When Eastman Kodak Co. introduced their coupler-incorporated chromogenic print process in 1942, it became nearly synonymous with the 20th century color snapshot (Chromogenic characterization). These prints are still manufactured today and were the first “consumer-oriented mass production negative/positive color print process” (ibid). They produced fiber base color prints from color negatives and were simple, cheap, and easy to make. What was innovative about the process was the use of coupler-incorporated negative film and print materials, and “by 1960, color photography overtook black and white in the U.S. amateur photofinishing market” (ibid).

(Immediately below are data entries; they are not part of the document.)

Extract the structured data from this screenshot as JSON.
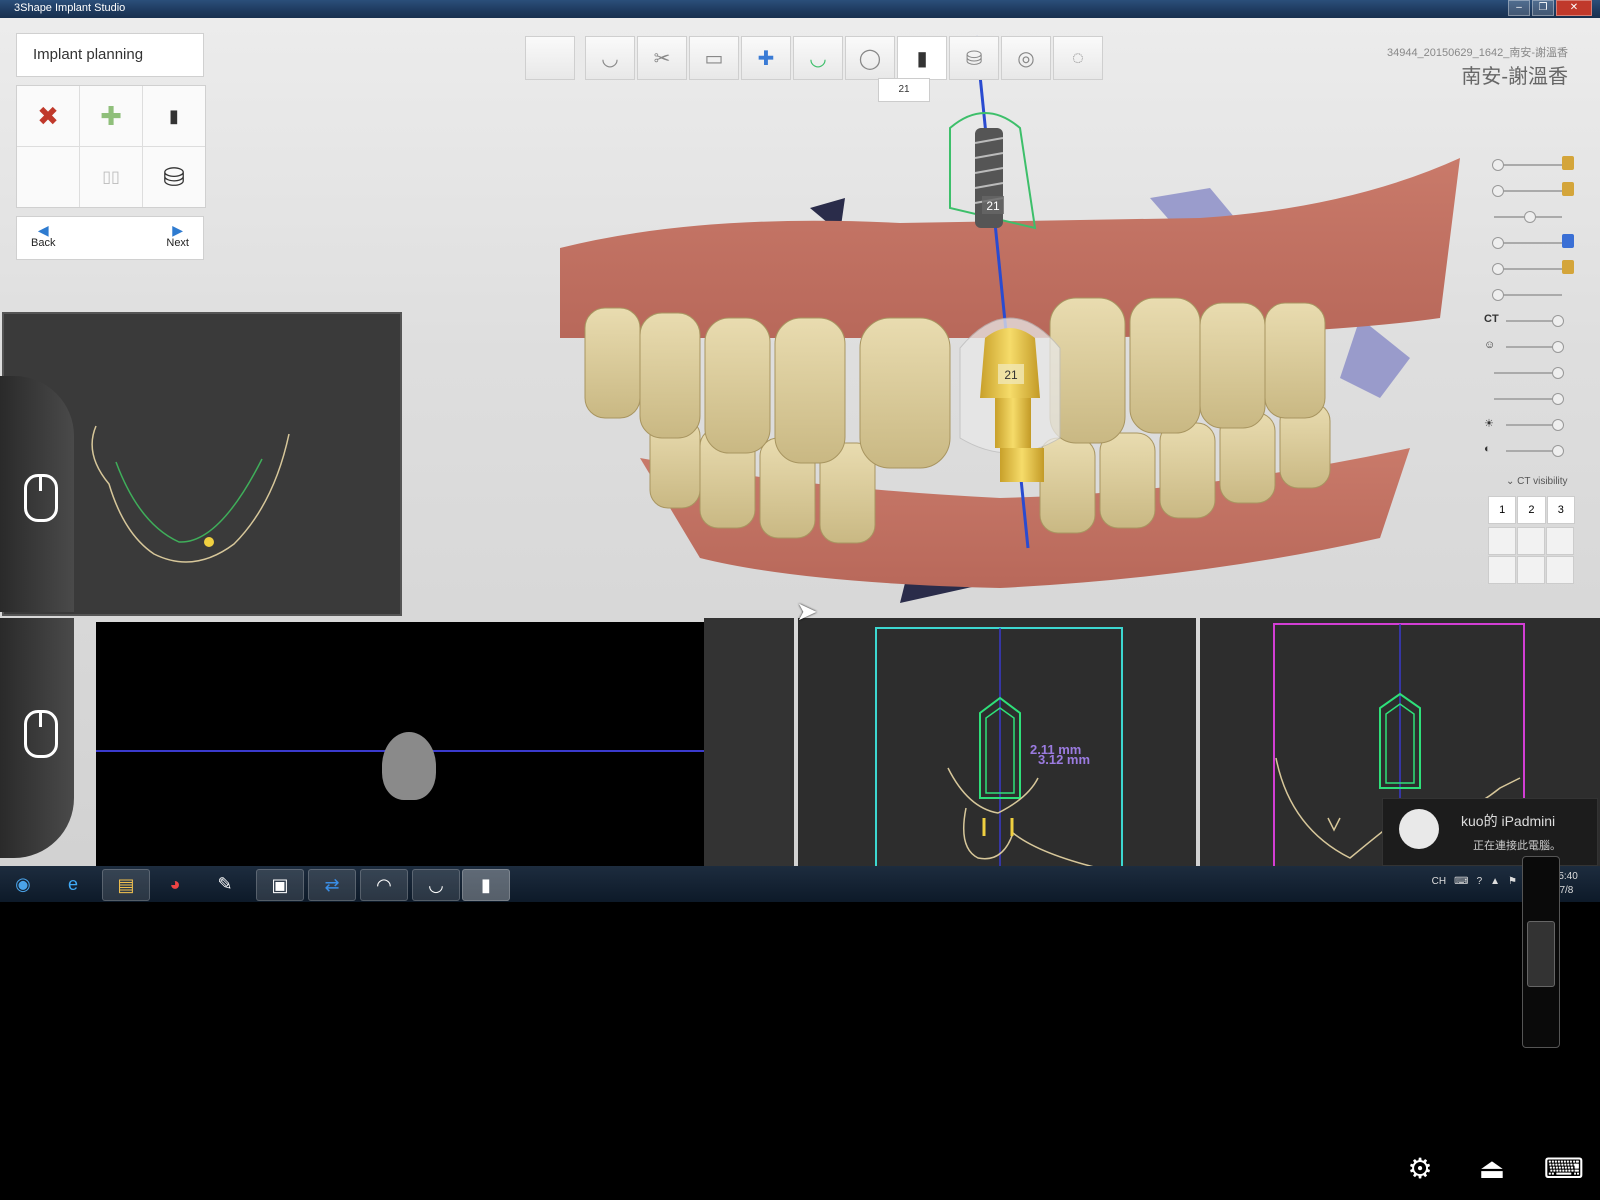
{
  "window": {
    "title": "3Shape Implant Studio"
  },
  "plan_panel": {
    "title": "Implant planning",
    "back_label": "Back",
    "next_label": "Next"
  },
  "workflow": {
    "tooth_tag": "21"
  },
  "patient": {
    "case_id": "34944_20150629_1642_南安-謝溫香",
    "name": "南安-謝溫香"
  },
  "view3d": {
    "implant_label_top": "21",
    "implant_label_crown": "21"
  },
  "sliders": {
    "ct_label": "CT",
    "ct_visibility": "CT visibility"
  },
  "view_buttons": [
    "1",
    "2",
    "3"
  ],
  "sections": {
    "measure1": "2.11 mm",
    "measure2": "3.12 mm"
  },
  "notification": {
    "device": "kuo的 iPadmini",
    "status": "正在連接此電腦。"
  },
  "tray": {
    "lang": "CH",
    "time": "下午 05:40",
    "date": "2015/7/8"
  },
  "colors": {
    "implant": "#e5c23a",
    "section1_frame": "#3cd7d0",
    "section2_frame": "#d23ed4",
    "axis": "#3a3acc"
  }
}
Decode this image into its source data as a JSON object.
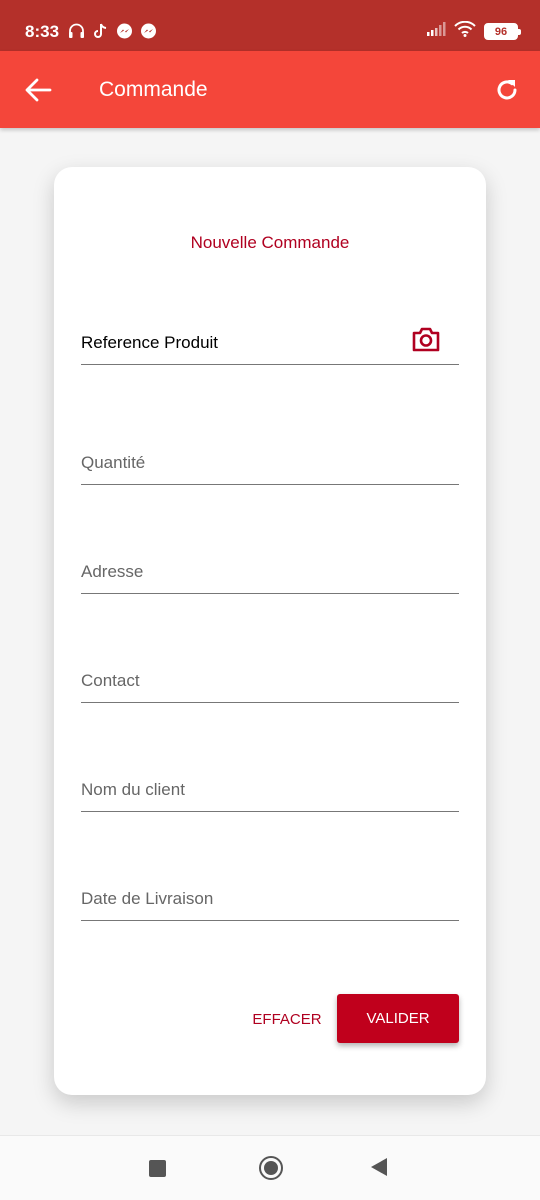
{
  "status_bar": {
    "time": "8:33",
    "battery": "96",
    "icons_left": [
      "headphones-icon",
      "tiktok-icon",
      "messenger-icon",
      "messenger-icon"
    ],
    "icons_right": [
      "signal-icon",
      "wifi-icon",
      "battery-icon"
    ]
  },
  "app_bar": {
    "title": "Commande",
    "background": "#f4463a"
  },
  "form": {
    "title": "Nouvelle Commande",
    "accent": "#b00020",
    "fields": [
      {
        "key": "reference",
        "value": "Reference Produit",
        "placeholder": ""
      },
      {
        "key": "quantite",
        "value": "",
        "placeholder": "Quantité"
      },
      {
        "key": "adresse",
        "value": "",
        "placeholder": "Adresse"
      },
      {
        "key": "contact",
        "value": "",
        "placeholder": "Contact"
      },
      {
        "key": "nom_client",
        "value": "",
        "placeholder": "Nom du client"
      },
      {
        "key": "date_livraison",
        "value": "",
        "placeholder": "Date de Livraison"
      }
    ],
    "clear_label": "EFFACER",
    "submit_label": "VALIDER"
  },
  "nav_bar": {
    "buttons": [
      "recents-button",
      "home-button",
      "back-button"
    ]
  }
}
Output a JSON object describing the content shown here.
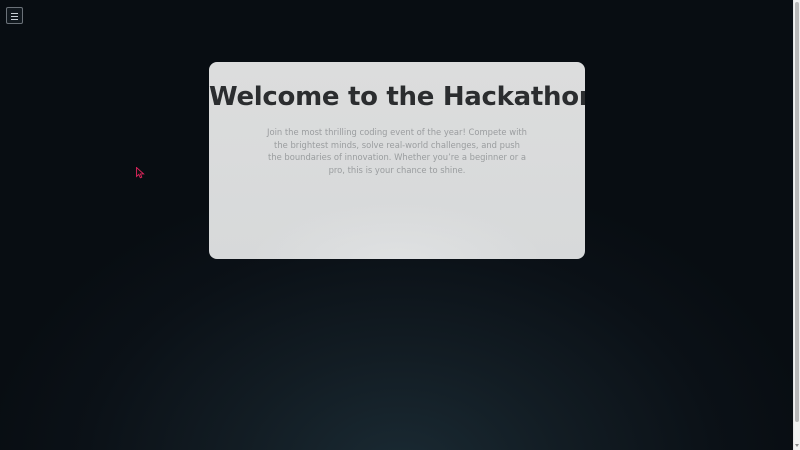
{
  "page": {
    "menu_icon": "hamburger-menu-icon",
    "background_color": "#0b1117",
    "card_color": "#d9dadb",
    "title_color": "#2b2d2f",
    "text_color": "#9a9d9f"
  },
  "hero": {
    "title": "Welcome to the Hackathon",
    "description": "Join the most thrilling coding event of the year! Compete with the brightest minds, solve real-world challenges, and push the boundaries of innovation. Whether you’re a beginner or a pro, this is your chance to shine."
  },
  "cursor": {
    "icon": "mouse-cursor-icon",
    "color": "#e0245e"
  }
}
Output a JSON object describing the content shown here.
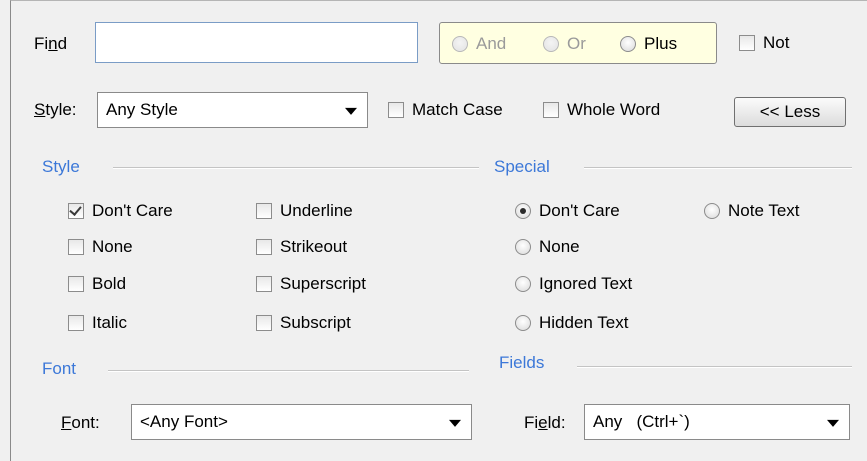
{
  "find": {
    "label_pre": "Fi",
    "label_ul": "n",
    "label_post": "d",
    "value": ""
  },
  "logic": {
    "and": "And",
    "or": "Or",
    "plus": "Plus",
    "not": "Not"
  },
  "style_row": {
    "label_ul": "S",
    "label_post": "tyle:",
    "selected": "Any Style",
    "match_case": "Match Case",
    "whole_word": "Whole Word",
    "less_button": "<< Less"
  },
  "style_section": {
    "title": "Style",
    "col1": [
      "Don't Care",
      "None",
      "Bold",
      "Italic"
    ],
    "col2": [
      "Underline",
      "Strikeout",
      "Superscript",
      "Subscript"
    ]
  },
  "special_section": {
    "title": "Special",
    "options": [
      "Don't Care",
      "None",
      "Ignored Text",
      "Hidden Text"
    ],
    "note_text": "Note Text"
  },
  "font_section": {
    "title": "Font",
    "label_ul": "F",
    "label_post": "ont:",
    "selected": "<Any Font>"
  },
  "fields_section": {
    "title": "Fields",
    "label_pre": "Fi",
    "label_ul": "e",
    "label_post": "ld:",
    "selected": "Any   (Ctrl+`)"
  },
  "colors": {
    "section_title": "#3c78d8",
    "group_bg": "#ffffe1"
  }
}
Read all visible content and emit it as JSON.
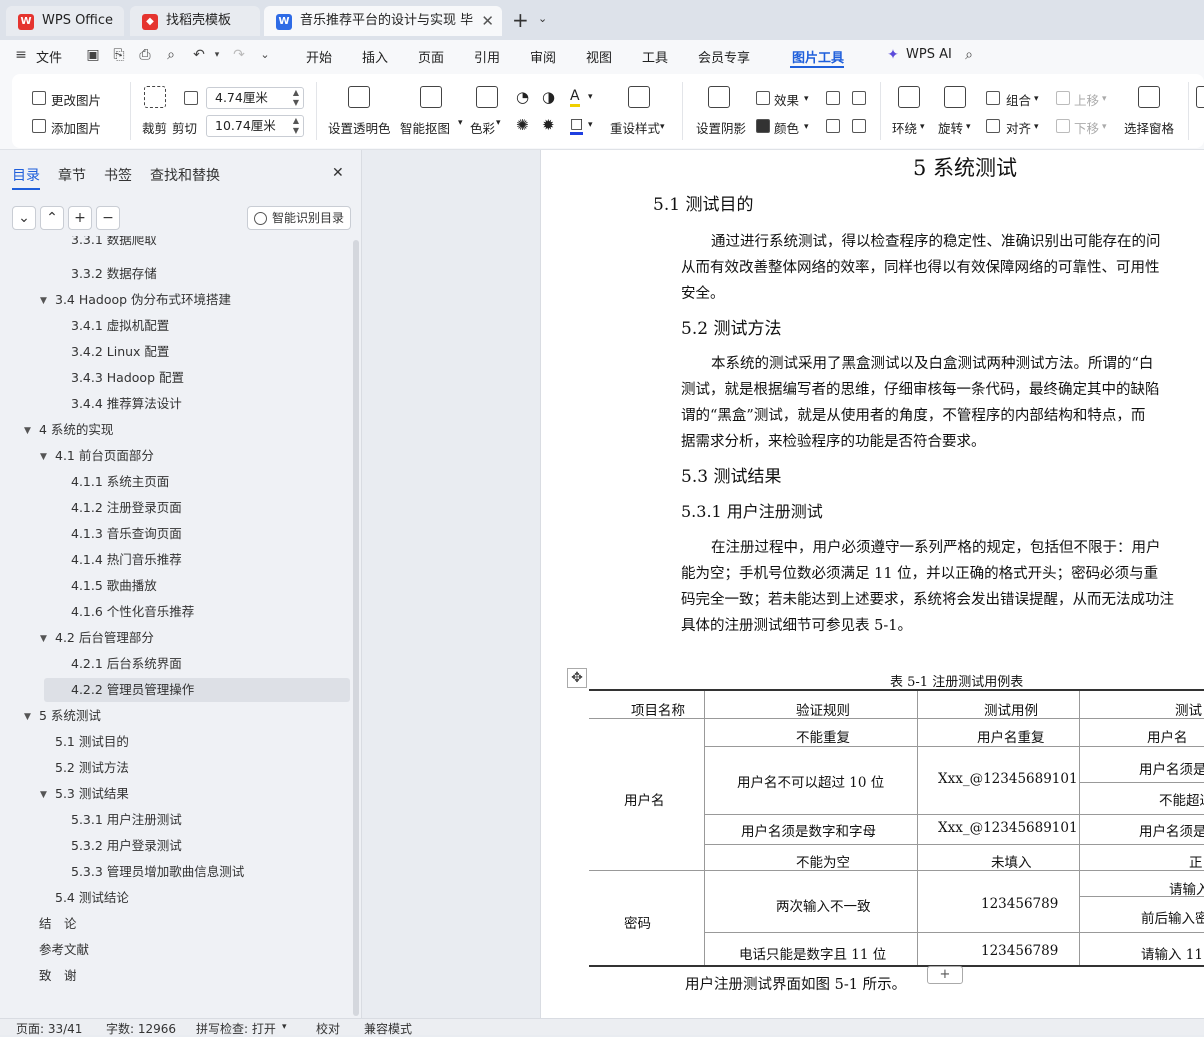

Kodacolor was the first color negative film intended for making paper prints.

Chromogenic photography is based in silver halide technology, “so much so that color prints are often referred to as silver halide prints in industry” (ibid). Oxidized developer is used to create images with color dyes. It should be noted that Eastman Kodak Co. was not the first to create color images, with the introduction of Agfacolor Neu, a chromogenic color transparency process, in 1936 by Agfa predating it. Unlike Kodacolor though, Afgacolor Neu was used only for making positive projection prints on 35mm film (Laveldrine 212). Also, as early as 1906 German chemists were recognizing “the potential of oxidized developers in producing a photographic color image”, though known were able to successfully create a process. The problem was that “the diffusion properties of dyes within a gelatin layer were dependent on the shape of the dye molecule, and that long molecules did not easily diffuse”. Agfa solved this problem by developing and patenting “dye couplers with long carbon chains attached to keep them in place in the gelatin binder”, which is what produced Agfacolor Neu. Kodak was able to combat this problem by keeping “shorter carbon tails on the dye couplers, making them water insoluble and oil-soluble” and then “dissolved these dye couplers in a resinous binder, which was then dispersed as tiny droplets in the gelatin emulsion”. This is the process that Kodacolor used at its introduction in 1942.

Sources
Weaver, Gawain & Zach Long. Chromogenic Characterization: A Study of Kodak Color Prints, 1942-2008. Topics in Photographic Preservation, vol. 13, 2009.

Laveldrine, Bertrand, and John McElhone. Photographs of the Past: Process and Preservation. Getty Publications, 2009.